This book is an early history of the United States that ends with Jamestown and Plymouth Rock. Though I took my time getting through this, it was a pleasant read. I was definitely interested in this part of our history. In my travels out West I would come across historical monuments or museum displays mentioning the Spanish in the early 1500's - almost 100 years before Jamestown and Plymouth Rock. It all remained very vague to me. Tony Horwitz realized the chasm in his own knowledge between Columbus and the Pilgrims, so he started researching - starting in the library, then turning to letters and journals of earlier explorers. But then he did what I would love to do - he traveled to all the places, retracing the travels of the early explorers, trying to locate the places, visiting archives, museums, historians and regular people who are interested in the local history. The chapters include historical facts he has unearthed interspersed with stories of Horwitz's travels and the people he met, the celebrations he participated in. He expands on the things we might have learned in school or what we are told in tourist centers and how that differs from what really happened.
Horwitz starts with the Scandinavians and there was more than Lief Eiriksson, but seems like New Foundland was just too harsh for colonization, but they kept fishing the shores. Then of course there is Columbus. I remember reading some alternative histories of his voyages back around 1992. I guess it never ceases to wrench my gut on how many native peoples were totally annihilated in the Caribbean.

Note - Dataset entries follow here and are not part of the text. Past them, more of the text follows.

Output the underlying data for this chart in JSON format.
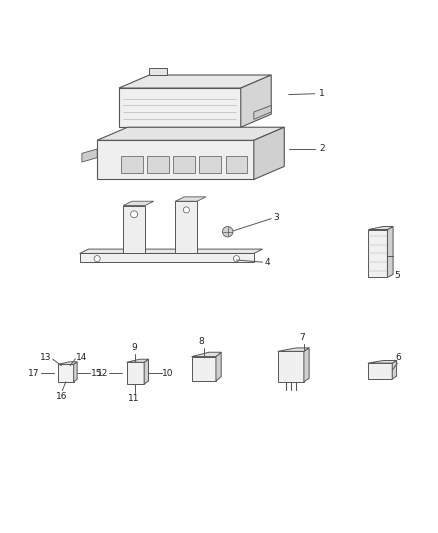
{
  "bg_color": "#ffffff",
  "line_color": "#555555",
  "text_color": "#222222",
  "fig_width": 4.38,
  "fig_height": 5.33,
  "dpi": 100
}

But I just never knew the destruction the Spanish brought about on the mainland. Coronado was violent throughout his travels, but De Soto just wiped out whole Indian tribes throughout the Southeast.
I marked off a passage which epitomized much of the book for me: "In history class, all we heard about was the Forty-niners and mountain men and Pike's fucking Peak," Walter (an Arizonan who can trace his ancestry to the Spanish) said. "Anglos called us 'chili eaters' and looked down on us as newcomers, even though we'd been there three hundred years before the so-called pioneers came west." (p. 147) When I looked at the map, it was amazing how much of the US the Spanish explored before the English got there - along the California coast, then NM, AZ, TX, OK, KS then FL, GA, SC, NC, TN, AL, MS, AR, LA and only after all of those was St. Augustine settled.
There were many things that set off my thinking, so I am glad I took my time with this book. I'll just mention one. What were these conquistador guys thinking? They traipse around a huge foreign land without any skills to provide for themselves except to steal from the Indians. Very unlike Louis and Clark who explored with hunters and gatherers. Seems like I've heard this in other historical books and novels - the supply line is critical to armies - and that is what these men were.
Another thing that is slowly getting clearer in my mind, is why, though I learned about Indians while growing up in New Jersey, they didn't really permeate my consciousness until I started traveling West. I didn't realize how many were destroyed - even before the English got here, and that many of the rest were forced westward. I learned about the Trail of Tears when visiting the Great Smokey National Park, but obviously that was not the only time Indians were cleared out of Eastern states. One of the most evil recent men was a registrar of vital statistics in Virginia, who altered records to weed out Indian bloodlines.
All in all a very fascinating story, but Horwitz ends his tale on a melancholy note (maybe not quite the right emotion), when he notes that though he has gathered all these updated facts, people till cling to and maybe need the myths like Plymouth Rock, Thanksgiving turkey and the Fountain of Youth.